У полковника шевелились губы, однако с них не слетало ни звука. Потом, не обращая на нас внимания, он ушел.
«Виктрола» остановилась. Лорд Латкилл пошел ее завести, проговорив:
– Думаю, мама опрокинула что-нибудь из мебели.
Однако мы все были охвачены унынием, жалким унынием.
– Ну, разве не ужасно! – воскликнула Карлотта, умоляюще глядя на меня.
– Отвратительно!
– И что ты думаешь?
– Бог его знает. Но в любом случае надо это остановить, как истерику. Ведь это и есть своего рода истерика.
– Ты прав.
Лорд Латкилл, танцуя, странно улыбался, не сводя взгляда с лица партнерши. «Виктрола» орала во всю мочь.
Мы с Карлоттой переглянулись – нам больше не хотелось танцевать. Казалось, дом стал пустым и мрачным. Хотелось удрать подальше от холода, от жуткого света, наполнявшего его.
– Ну же, поддержите нас! – позвал лорд Латкилл.
– Пойдем, – сказал я Карлотте.
Но она отпрянула от меня. Если бы не выпавшие на ее долю страдания и потери, она бы тотчас помчалась наверх и сразилась в безмолвном поединке воль со своей свекровью. Даже теперь ее почти неодолимо тянуло пойти следом за леди Латкилл, но я взял ее за руку.
– Пойдем, – попросил я. – Потанцуем. Попробуем справиться по-другому.
Карлотта танцевала со мной, но рассеянно, даже как будто через силу. Мрачная пустота в доме, ощущение холода и гнета потусторонней силы давили на нас. Я оглядывался на свою жизнь и думал о том, как бестелесный дух своим холодом медленно уничтожает все живое, теплое. Вот и Карлотта вновь оцепенела, стала холодной и отчужденной даже по отношению ко мне. Похоже, она окончательно сдалась.
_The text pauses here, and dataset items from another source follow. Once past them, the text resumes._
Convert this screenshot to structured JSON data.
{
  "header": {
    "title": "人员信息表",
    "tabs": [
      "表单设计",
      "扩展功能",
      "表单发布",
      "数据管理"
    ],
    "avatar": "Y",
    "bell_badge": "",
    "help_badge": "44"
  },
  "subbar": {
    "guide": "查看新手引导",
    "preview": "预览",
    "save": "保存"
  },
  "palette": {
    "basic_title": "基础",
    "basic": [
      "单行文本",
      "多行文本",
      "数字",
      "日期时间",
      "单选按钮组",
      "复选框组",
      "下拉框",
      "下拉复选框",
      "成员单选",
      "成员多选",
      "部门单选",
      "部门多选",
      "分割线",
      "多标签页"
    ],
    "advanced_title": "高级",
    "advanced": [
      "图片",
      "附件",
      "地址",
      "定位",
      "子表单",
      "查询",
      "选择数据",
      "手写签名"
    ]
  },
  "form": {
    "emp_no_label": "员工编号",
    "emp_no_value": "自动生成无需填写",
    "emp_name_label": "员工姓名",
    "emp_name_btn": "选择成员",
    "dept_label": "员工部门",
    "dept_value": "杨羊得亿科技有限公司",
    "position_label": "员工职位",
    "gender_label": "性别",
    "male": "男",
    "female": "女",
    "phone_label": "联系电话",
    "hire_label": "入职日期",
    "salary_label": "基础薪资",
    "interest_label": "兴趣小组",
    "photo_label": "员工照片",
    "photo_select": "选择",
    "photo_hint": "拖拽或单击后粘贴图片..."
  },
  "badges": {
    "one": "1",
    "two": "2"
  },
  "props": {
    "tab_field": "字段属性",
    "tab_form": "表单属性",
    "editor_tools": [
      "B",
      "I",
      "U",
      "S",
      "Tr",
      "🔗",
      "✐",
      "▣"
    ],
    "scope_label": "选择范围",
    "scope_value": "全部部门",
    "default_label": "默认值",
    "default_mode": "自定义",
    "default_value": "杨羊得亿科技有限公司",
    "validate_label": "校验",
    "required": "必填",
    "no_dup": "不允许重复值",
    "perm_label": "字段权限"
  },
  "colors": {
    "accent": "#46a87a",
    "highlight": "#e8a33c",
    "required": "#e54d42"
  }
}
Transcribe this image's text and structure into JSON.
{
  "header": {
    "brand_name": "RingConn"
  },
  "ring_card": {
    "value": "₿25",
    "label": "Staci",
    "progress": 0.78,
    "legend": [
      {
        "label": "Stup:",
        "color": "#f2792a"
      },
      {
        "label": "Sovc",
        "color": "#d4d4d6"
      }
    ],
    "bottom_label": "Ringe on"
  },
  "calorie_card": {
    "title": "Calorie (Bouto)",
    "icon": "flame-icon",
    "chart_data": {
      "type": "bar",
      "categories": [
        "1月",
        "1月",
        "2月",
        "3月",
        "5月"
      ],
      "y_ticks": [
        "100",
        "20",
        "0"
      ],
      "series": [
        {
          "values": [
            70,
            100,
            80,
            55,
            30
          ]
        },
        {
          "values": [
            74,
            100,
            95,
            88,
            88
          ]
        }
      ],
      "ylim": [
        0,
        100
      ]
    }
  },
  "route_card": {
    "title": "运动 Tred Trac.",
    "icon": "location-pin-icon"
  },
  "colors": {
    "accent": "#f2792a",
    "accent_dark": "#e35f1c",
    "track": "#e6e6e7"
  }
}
– Пока живешь, надо жить, – сказал я, не переставая танцевать.
Но я был бессилен. Мужчине не справиться с женщиной, если она ослабела духом. Мне казалось, что и мои жизненные силы испаряются.
– Этот дом наводит жуткое уныние, – проговорил я, пока мы механически переставляли ноги. – Почему ты ничего не сделаешь? Почему не вырвешься отсюда? Почему не разрубишь узел?
– Как?
Я поглядел на нее, не понимая, чем вызвал ее враждебность.
– Не надо сражаться. Тебе незачем сражаться. Но не вязни в здешней неразберихе. Сделай шаг в сторону, встань на твердую землю.
Раздраженно помолчав, она произнесла:
– Я не знаю, где эта твердая земля.
– Знаешь. Совсем недавно ты была страстной, открытой, доброжелательной. А теперь ты холодная, колючая, молчаливая. Не надо быть такой. Почему бы тебе не стать прежней?
– У меня не получится, – обреченно проговорила Карлотта.
– Получится. Стань прежней для меня. Я здесь. Зачем тебе сражаться с леди Латкилл?
– Я сражаюсь со своей свекровью?
– А то ты не знаешь.
Она посмотрела на меня виновато, умоляюще, но и с moue[59]59
Гримаса (фр.).
[Закрыть] холодного упорства.
– Ну все, – сказал я.
В скорбном молчании мы сели рядышком на кушетку.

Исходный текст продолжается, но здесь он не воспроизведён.